Sweet Forty-Two(27)



CJ didn’t respond. There was no attack, no smart-ass comment. He simply sat in silence. We all did.

After cleaning up from lunch, I tracked CJ down outside in the sand. His feet were buried as his forearms were propped up on his bent knees. I sat next to him, mimicking his position and staring out into the water until he was ready to talk.

“It’s not like that with her. Georgia...” He let his head fall, staring between his knees.

“Like what?”

“She’s not ... just she’s not like that.” CJ’s hands bounced, as he seemed to search for words that weren’t coming.

“I’m not worried, CJ. You said you two hung out a lot in high school, and whatever—”

“I’m worried. Her dad died.”

“Yeah, she told me. And her mom...” I sighed. There was so much loss everywhere.

CJ’s back straightened. “She told you about her mom?”

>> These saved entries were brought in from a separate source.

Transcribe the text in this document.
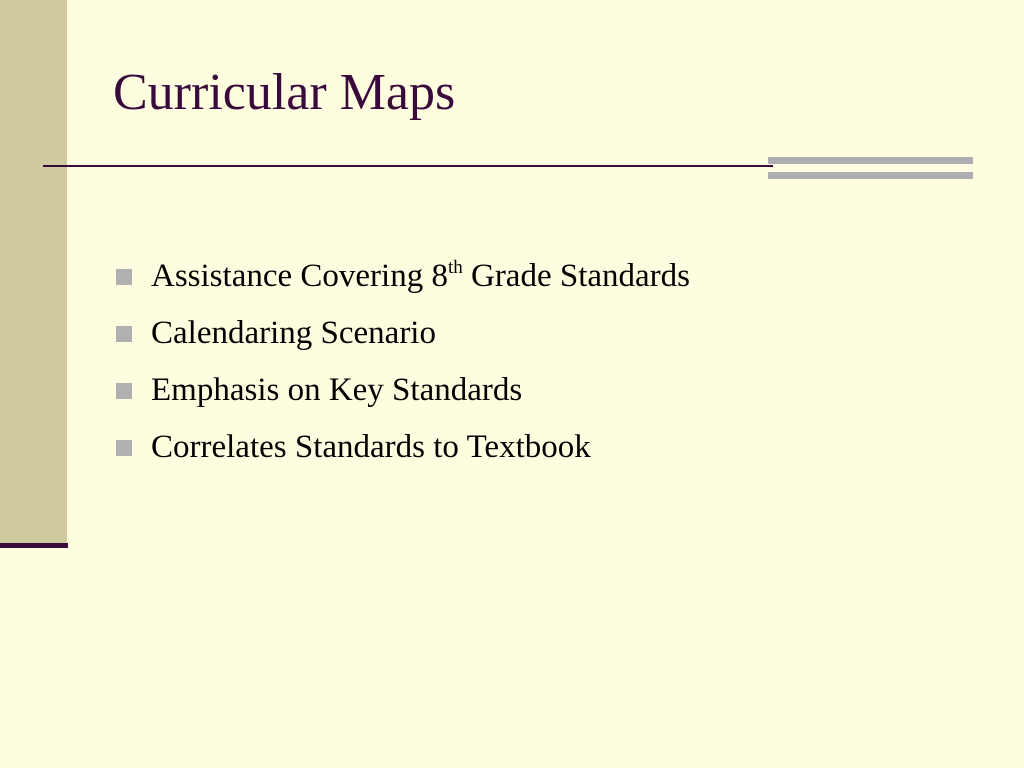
Curricular Maps
Assistance Covering 8th Grade Standards
Calendaring Scenario
Emphasis on Key Standards
Correlates Standards to Textbook
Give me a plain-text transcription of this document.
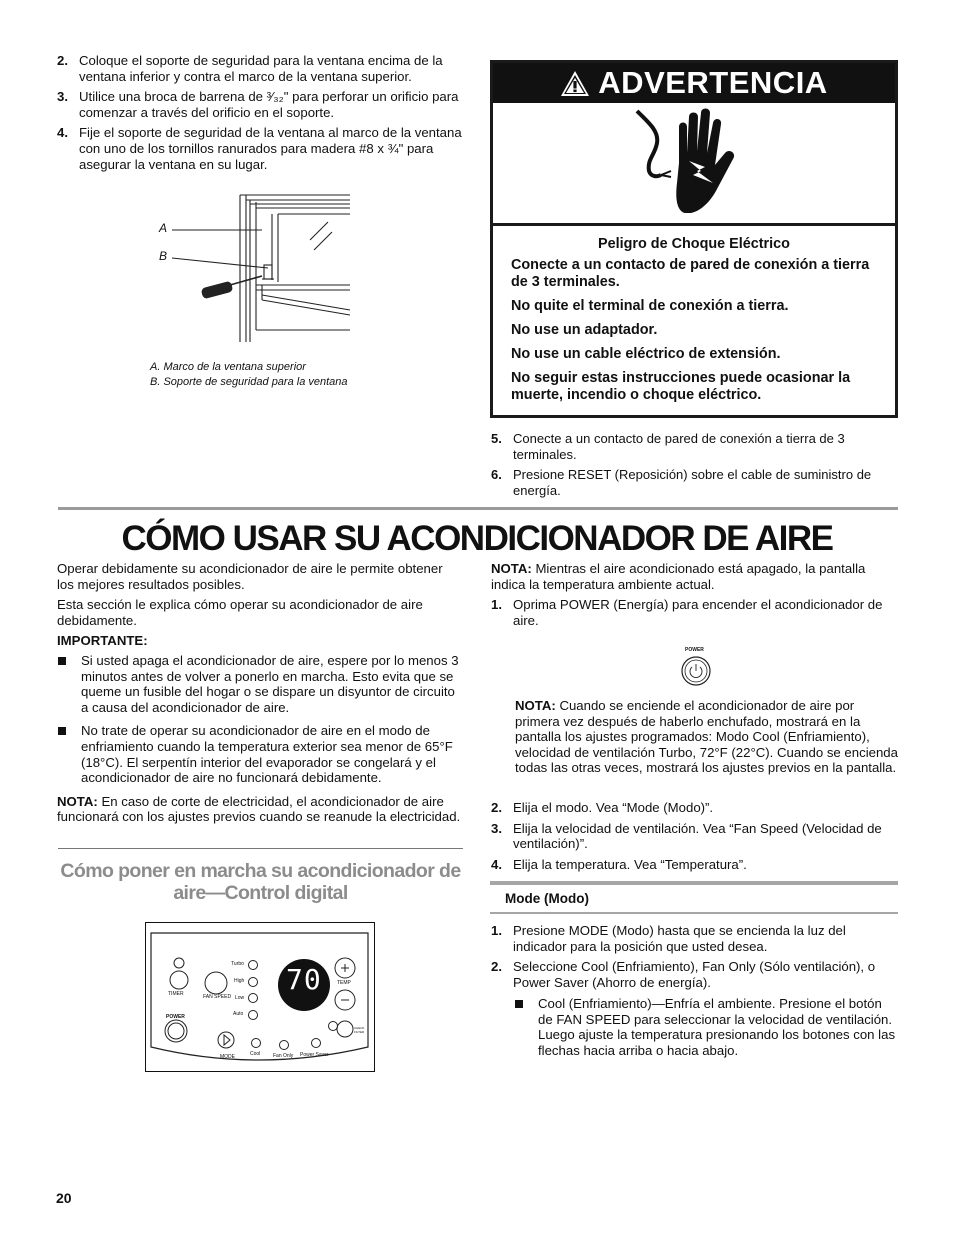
2. Coloque el soporte de seguridad para la ventana encima de la ventana inferior y contra el marco de la ventana superior.
3. Utilice una broca de barrena de ³⁄₃₂" para perforar un orificio para comenzar a través del orificio en el soporte.
4. Fije el soporte de seguridad de la ventana al marco de la ventana con uno de los tornillos ranurados para madera #8 x ¾" para asegurar la ventana en su lugar.
A
B
A. Marco de la ventana superior
B. Soporte de seguridad para la ventana
ADVERTENCIA
Peligro de Choque Eléctrico
Conecte a un contacto de pared de conexión a tierra de 3 terminales.
No quite el terminal de conexión a tierra.
No use un adaptador.
No use un cable eléctrico de extensión.
No seguir estas instrucciones puede ocasionar la muerte, incendio o choque eléctrico.
5. Conecte a un contacto de pared de conexión a tierra de 3 terminales.
6. Presione RESET (Reposición) sobre el cable de suministro de energía.
CÓMO USAR SU ACONDICIONADOR DE AIRE

Operar debidamente su acondicionador de aire le permite obtener los mejores resultados posibles.

Esta sección le explica cómo operar su acondicionador de aire debidamente.

IMPORTANTE:

Si usted apaga el acondicionador de aire, espere por lo menos 3 minutos antes de volver a ponerlo en marcha. Esto evita que se queme un fusible del hogar o se dispare un disyuntor de circuito a causa del acondicionador de aire.
No trate de operar su acondicionador de aire en el modo de enfriamiento cuando la temperatura exterior sea menor de 65°F (18°C). El serpentín interior del evaporador se congelará y el acondicionador de aire no funcionará debidamente.

NOTA: En caso de corte de electricidad, el acondicionador de aire funcionará con los ajustes previos cuando se reanude la electricidad.

Cómo poner en marcha su acondicionador de aire—Control digital
70
TIMER	FAN SPEED
POWER
MODE
Turbo
High
Low
Auto
TEMP
Cool	Fan Only Power Saver
CHECK FILTER

NOTA: Mientras el aire acondicionado está apagado, la pantalla indica la temperatura ambiente actual.

1. Oprima POWER (Energía) para encender el acondicionador de aire.
POWER

NOTA: Cuando se enciende el acondicionador de aire por primera vez después de haberlo enchufado, mostrará en la pantalla los ajustes programados: Modo Cool (Enfriamiento), velocidad de ventilación Turbo, 72°F (22°C). Cuando se encienda todas las otras veces, mostrará los ajustes previos en la pantalla.

2. Elija el modo. Vea “Mode (Modo)”.
3. Elija la velocidad de ventilación. Vea “Fan Speed (Velocidad de ventilación)”.
4. Elija la temperatura. Vea “Temperatura”.
Mode (Modo)
1. Presione MODE (Modo) hasta que se encienda la luz del indicador para la posición que usted desea.
2. Seleccione Cool (Enfriamiento), Fan Only (Sólo ventilación), o Power Saver (Ahorro de energía).
Cool (Enfriamiento)—Enfría el ambiente. Presione el botón de FAN SPEED para seleccionar la velocidad de ventilación. Luego ajuste la temperatura presionando los botones con las flechas hacia arriba o hacia abajo.
20
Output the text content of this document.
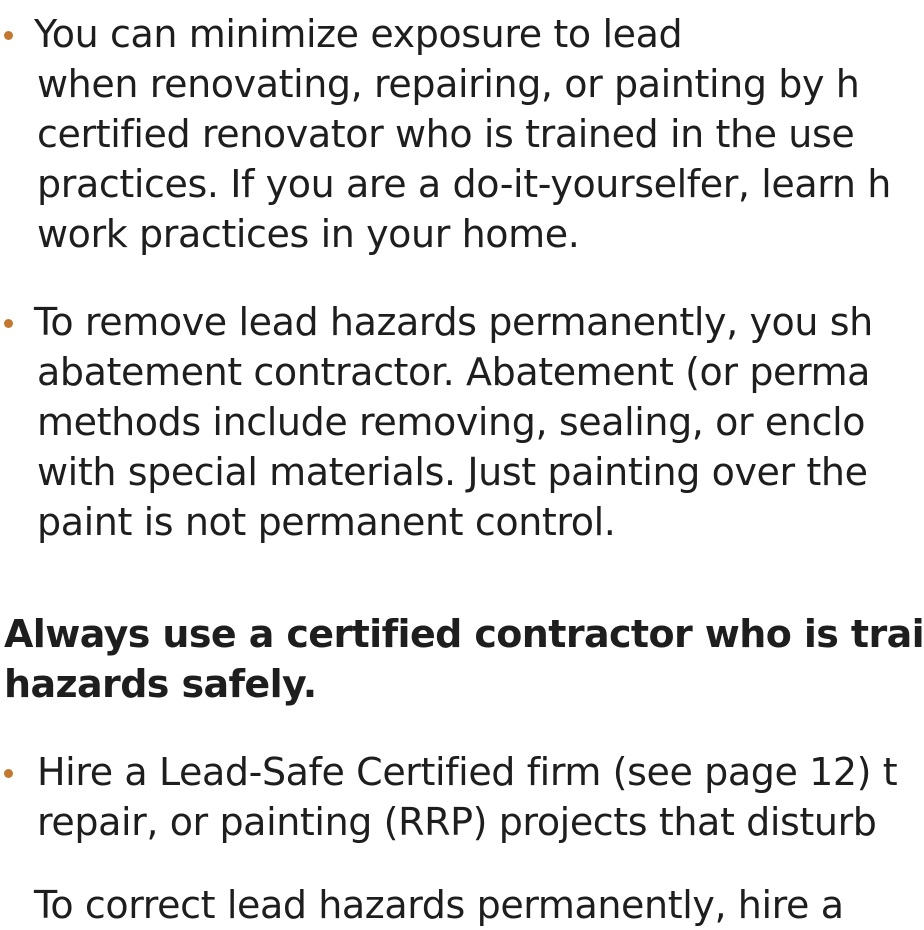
You can minimize exposure to lead
when renovating, repairing, or painting by h
certified renovator who is trained in the use
practices. If you are a do-it-yourselfer, learn h
work practices in your home.
To remove lead hazards permanently, you sh
abatement contractor. Abatement (or perma
methods include removing, sealing, or enclo
with special materials. Just painting over the
paint is not permanent control.
Always use a certified contractor who is trai
hazards safely.
Hire a Lead-Safe Certified firm (see page 12) t
repair, or painting (RRP) projects that disturb
To correct lead hazards permanently, hire a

“Yeah,” I nodded, “gone, too.”

“Oh,” CJ looked at his knuckles, “yeah. Now they’re both gone.”

“When did her mom die?”

CJ shook his head. “It was all just really bad...”

I wrapped my arm around his shoulder and he didn’t move. He didn’t pull away. Even though I’m not his brother, I suddenly felt extreme guilt for not being around for him during the time I’d gone away to boarding school and then to college. It seems a lot happened in the two years CJ had left of high school while I was at the conservatory.

“Just keep an eye on her for me, okay? She’s been through a lot, and I didn’t even know about her dad until last night.” CJ’s face broke down a little as he covered his face with his hands.

I hadn’t seen him cry since the last time I kicked his ass when I was twelve and he was ten, so I wasn’t absolutely sure that’s what he was doing. Still, I gave his shoulder another squeeze just in case.

“I don’t really have much stuff.” I broke the stiff silence. “Do you want to swing by the place and check it out with me?”

CJ rubbed the back of his neck. “Sure, is she gonna be there?”

I shrugged. “Not sure. She said she had something to do north of La Jolla today. She didn’t say what.”

“Let’s go, then. I want to have time today to play around in that recording studio where you lucky bastards get to spend the next few months.”

I stood, reaching a hand down to help CJ up. “Let’s go, brother.”





“Now this ... this is a view!” CJ pressed his forehead ... and his palms against my once-clean picture window.

“Yes, and forevermore I’ll gaze at your greasy forehead print at sunset, wishing you were here.” I slapped the back of his head and handed him window cleaner and paper towels I’d picked up at the grocery store on our way over.

It only took us one trip to get all of my things from Bo and Ember’s place over to my new apartment. There was a futon and a dresser left in the apartment, so I moved them to my bedroom, vowing to pick up some other furniture later in the week.

“I’m gonna miss you.” CJ tossed the used paper towels into my still unlined trashcan and walked toward me with his hands in his pockets.

I raised a cautionary eyebrow. “Like miss me, miss me? Or, get ready for one of CJ’s smart-ass jokes, miss me?”

He laughed. A full laugh that stripped away his punk exterior. “No, I mean really miss you. You just came back last summer, then everything with Rae...” He pulled one hand out of his pocket and rubbed it along the back of his neck.

He didn’t bring Rae up often. I wasn’t sure if it was because he was emotionally stunted, or because he was unsure how to handle the conversation. The way his eyes never left my face, though, suggested the latter.

“It’s okay, man. It gets better everyday.” I sighed, resting my back against the expansive living room wall.

CJ shouldered up next to me. “No, it doesn’t.”

I turned to look at him, and found him staring at me with a look on his face as dry as scotch. “I...”

“Just because you find better ways to deal with it, doesn’t mean it gets better.”

As his words worked a perfect circle into my gut, I slid down the wall. “You’re right. Nothing is better. Easier some days? Maybe. But nothing can possibly ever be better.”

CJ followed my lead and sat next to me, knees bent, hands clasped between them.

“I’m sorry, man ... I might not believe in love for myself, but you two definitely loved each other.”

“We did.” Tears infiltrated my eyes as the unsettling tingling returned to my hands.

“Don’t be ashamed to talk to someone. Anyone.”

I whipped my head in his direction and softly chuckled. “What did you just say? Did you just give me mental health advice?”

He started to answer, but I cut him off. “Nah, you’re right, I think. Maybe. No, you’re definitely right. I almost kissed Georgia today, for f*ck’s sake.”

“You what?” CJ’s eye’s widened, and if his voice had eyes, they would have widened too.

Burying my face in my hands, I groaned. “Dumbest move ever, right? This girl I barely know offers me this incredible apartment on the cheap and I try to make a move?”